Das taten sie denn auch, nachmittags im Workshop mit den Hiphop-Grössen. Ralph Wirth, der selber einmal reingeschaut hat, kann sich noch gut an die motivierte Stimmung erinnern: „Beim Schreiben war es mucksmäuschen still.“ Unterstützt wurden die Jungs – nur einmal war eine Frau dabei – je nachdem von Gimma, Greis oder Claud und manchmal auch noch von zusätzlichen Hiphop-Künstlern. Mit solchen Leuten zu arbeiten, sei sicherlich ein grossartiges Erlebnis, sagt Julia Stirnimann. Stolz und Freude der Jugendlichen habe sie jedenfalls deutlich wahrgenommen.

Mit den Cracks im Studio

Den krönenden Abschluss eines jeden Workshops bildete die Studioaufnahme eines gemeinsamen Songs, die Zusammenführung der so unterschiedlichen Typen zu einer kleinen Crew.
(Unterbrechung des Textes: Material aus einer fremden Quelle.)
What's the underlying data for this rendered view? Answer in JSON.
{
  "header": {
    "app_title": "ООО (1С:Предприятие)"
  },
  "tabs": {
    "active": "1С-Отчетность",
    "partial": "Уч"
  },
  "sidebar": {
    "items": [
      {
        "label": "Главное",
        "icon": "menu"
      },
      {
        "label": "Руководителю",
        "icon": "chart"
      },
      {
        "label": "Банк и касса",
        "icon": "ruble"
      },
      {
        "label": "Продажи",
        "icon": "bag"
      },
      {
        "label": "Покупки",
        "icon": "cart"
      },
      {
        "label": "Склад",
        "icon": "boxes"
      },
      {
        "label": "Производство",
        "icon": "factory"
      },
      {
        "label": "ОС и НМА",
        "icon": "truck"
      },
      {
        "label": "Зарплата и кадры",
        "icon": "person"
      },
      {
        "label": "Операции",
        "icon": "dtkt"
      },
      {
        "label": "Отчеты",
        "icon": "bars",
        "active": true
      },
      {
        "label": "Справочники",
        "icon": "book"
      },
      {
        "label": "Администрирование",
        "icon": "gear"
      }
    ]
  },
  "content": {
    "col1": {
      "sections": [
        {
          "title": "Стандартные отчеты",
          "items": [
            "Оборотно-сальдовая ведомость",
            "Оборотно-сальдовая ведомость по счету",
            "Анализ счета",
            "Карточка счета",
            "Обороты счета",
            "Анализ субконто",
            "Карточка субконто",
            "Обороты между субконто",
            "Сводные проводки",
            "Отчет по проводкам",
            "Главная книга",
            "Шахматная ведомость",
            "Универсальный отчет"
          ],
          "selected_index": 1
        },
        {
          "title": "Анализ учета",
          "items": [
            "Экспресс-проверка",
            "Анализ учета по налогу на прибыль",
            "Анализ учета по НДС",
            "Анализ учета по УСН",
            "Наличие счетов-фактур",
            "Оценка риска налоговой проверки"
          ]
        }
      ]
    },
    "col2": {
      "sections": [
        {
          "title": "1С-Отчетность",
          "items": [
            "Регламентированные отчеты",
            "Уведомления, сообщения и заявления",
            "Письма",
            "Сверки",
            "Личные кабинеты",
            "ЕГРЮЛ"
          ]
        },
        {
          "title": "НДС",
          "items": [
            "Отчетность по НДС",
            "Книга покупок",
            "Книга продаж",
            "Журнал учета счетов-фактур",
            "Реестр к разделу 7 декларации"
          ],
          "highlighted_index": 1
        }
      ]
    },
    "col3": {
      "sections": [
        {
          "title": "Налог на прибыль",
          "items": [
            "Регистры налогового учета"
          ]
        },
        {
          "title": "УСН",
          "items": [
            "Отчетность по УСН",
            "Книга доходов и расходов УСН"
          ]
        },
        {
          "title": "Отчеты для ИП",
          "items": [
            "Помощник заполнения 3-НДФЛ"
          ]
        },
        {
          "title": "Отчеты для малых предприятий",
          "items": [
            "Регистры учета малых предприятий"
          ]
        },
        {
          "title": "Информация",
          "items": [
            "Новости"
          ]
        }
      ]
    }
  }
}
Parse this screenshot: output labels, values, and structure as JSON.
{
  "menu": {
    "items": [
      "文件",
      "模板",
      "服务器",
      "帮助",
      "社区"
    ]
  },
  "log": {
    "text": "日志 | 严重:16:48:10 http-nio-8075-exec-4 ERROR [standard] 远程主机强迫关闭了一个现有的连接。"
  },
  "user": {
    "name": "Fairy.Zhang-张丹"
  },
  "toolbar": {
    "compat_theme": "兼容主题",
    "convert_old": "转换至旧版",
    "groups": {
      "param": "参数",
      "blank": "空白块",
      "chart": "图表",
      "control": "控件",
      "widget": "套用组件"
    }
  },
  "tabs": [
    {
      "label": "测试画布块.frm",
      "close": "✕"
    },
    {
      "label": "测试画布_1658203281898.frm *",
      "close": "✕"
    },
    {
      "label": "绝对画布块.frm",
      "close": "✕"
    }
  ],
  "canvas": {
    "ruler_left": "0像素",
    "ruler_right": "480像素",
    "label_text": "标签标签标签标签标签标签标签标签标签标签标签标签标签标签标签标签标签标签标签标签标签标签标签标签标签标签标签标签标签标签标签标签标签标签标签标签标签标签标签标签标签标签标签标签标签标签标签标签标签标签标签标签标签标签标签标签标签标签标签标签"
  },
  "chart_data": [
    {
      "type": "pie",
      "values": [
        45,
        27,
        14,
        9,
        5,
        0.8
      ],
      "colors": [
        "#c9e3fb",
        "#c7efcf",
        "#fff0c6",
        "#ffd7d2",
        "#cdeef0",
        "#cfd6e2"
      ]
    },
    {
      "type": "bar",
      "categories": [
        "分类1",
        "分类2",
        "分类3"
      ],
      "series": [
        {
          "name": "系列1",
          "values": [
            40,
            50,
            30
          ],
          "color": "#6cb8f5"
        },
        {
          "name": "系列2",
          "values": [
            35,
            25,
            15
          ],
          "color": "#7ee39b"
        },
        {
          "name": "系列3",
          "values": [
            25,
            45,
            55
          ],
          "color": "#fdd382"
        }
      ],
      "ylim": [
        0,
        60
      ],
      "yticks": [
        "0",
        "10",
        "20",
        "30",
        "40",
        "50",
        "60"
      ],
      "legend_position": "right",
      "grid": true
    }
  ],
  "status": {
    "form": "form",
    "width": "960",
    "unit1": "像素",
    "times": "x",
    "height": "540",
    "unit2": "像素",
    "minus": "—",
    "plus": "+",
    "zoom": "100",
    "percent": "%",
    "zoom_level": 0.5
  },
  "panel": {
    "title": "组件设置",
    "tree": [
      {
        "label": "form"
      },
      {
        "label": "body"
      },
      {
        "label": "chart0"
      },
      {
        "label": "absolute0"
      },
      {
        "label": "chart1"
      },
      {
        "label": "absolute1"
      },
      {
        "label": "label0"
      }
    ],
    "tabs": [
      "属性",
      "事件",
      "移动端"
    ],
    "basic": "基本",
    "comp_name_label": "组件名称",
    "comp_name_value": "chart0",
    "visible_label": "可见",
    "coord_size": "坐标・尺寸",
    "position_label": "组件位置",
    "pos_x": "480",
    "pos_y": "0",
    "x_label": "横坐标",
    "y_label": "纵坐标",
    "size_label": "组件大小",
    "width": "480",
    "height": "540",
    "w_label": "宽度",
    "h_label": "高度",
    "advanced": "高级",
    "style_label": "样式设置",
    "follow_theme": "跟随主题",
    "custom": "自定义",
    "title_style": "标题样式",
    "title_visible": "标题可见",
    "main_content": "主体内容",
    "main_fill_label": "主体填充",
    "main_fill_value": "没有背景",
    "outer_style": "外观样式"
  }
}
Unter der Leitung der Profis sind so insgesamt acht Tracks entstanden, die nun auf einem von Claud produzierten Album vereint sind. „Heimat – Hiphop für Respekt und Toleranz“ heisst das Werk, auf dem junge Menschen selbstsicher den Ton angeben. Pointierte Meinungen, knallharte Statements und scharfsinnig reflektierte Erlebnisse kommen in den Raps zum Ausdruck. So zum Beispiel im Track „mini heimat“ von Angel, Alesh, Jens und Silvano supported von Claud und Gimma:

„Gwalt, Chrieg und Hass i dr Schwiz

Doch all diä faxä sind jetzä verbi

Chli Vernunft gmischt mit hufä verschtand

Bringt Fridä, Fröid und Liäbi is ganzä Land.“

Die anderen Stücke heissen: „mis land“, „bhalt das im herz“, „null toleranz“, „händ id luft“, „nid i club“, „lass es use“ und „chance uf ne änderig“ – kurze Titel mit starker Message.

Zu hören im Radio

Da bisher lediglich 200 Exemplare der CD gepresst wurden, für die Beteiligten und interessierte Schulen, die damit arbeiten wollen, gibt es die Tracks für alle anderen Interessierten vorläufig vor allem bei den beiden Radios toxic.fm und 3fach zu hören. Das sei zwar von Anfang an das Ziel gewesen, sagt Julia Stirnimann, dennoch sei für sie das endgültige Resultat die grösste Überraschung am ganzen Projekt: „Es ist der Hammer.“ Ralph Wirth schliesst sich ihr an: „Die Texte sitzen sensationell.“ Und er folgert daraus: „Es hat sich gelohnt, dass wir mit den Besten zusammengearbeitet haben.“ Er meint damit die Hiphop-Grössen. Aber vielleicht gehören ja schon bald auch die Jungs aus den Workshops zu ihnen. Dass sie etwas zu sagen haben, beweisen ihre Texte.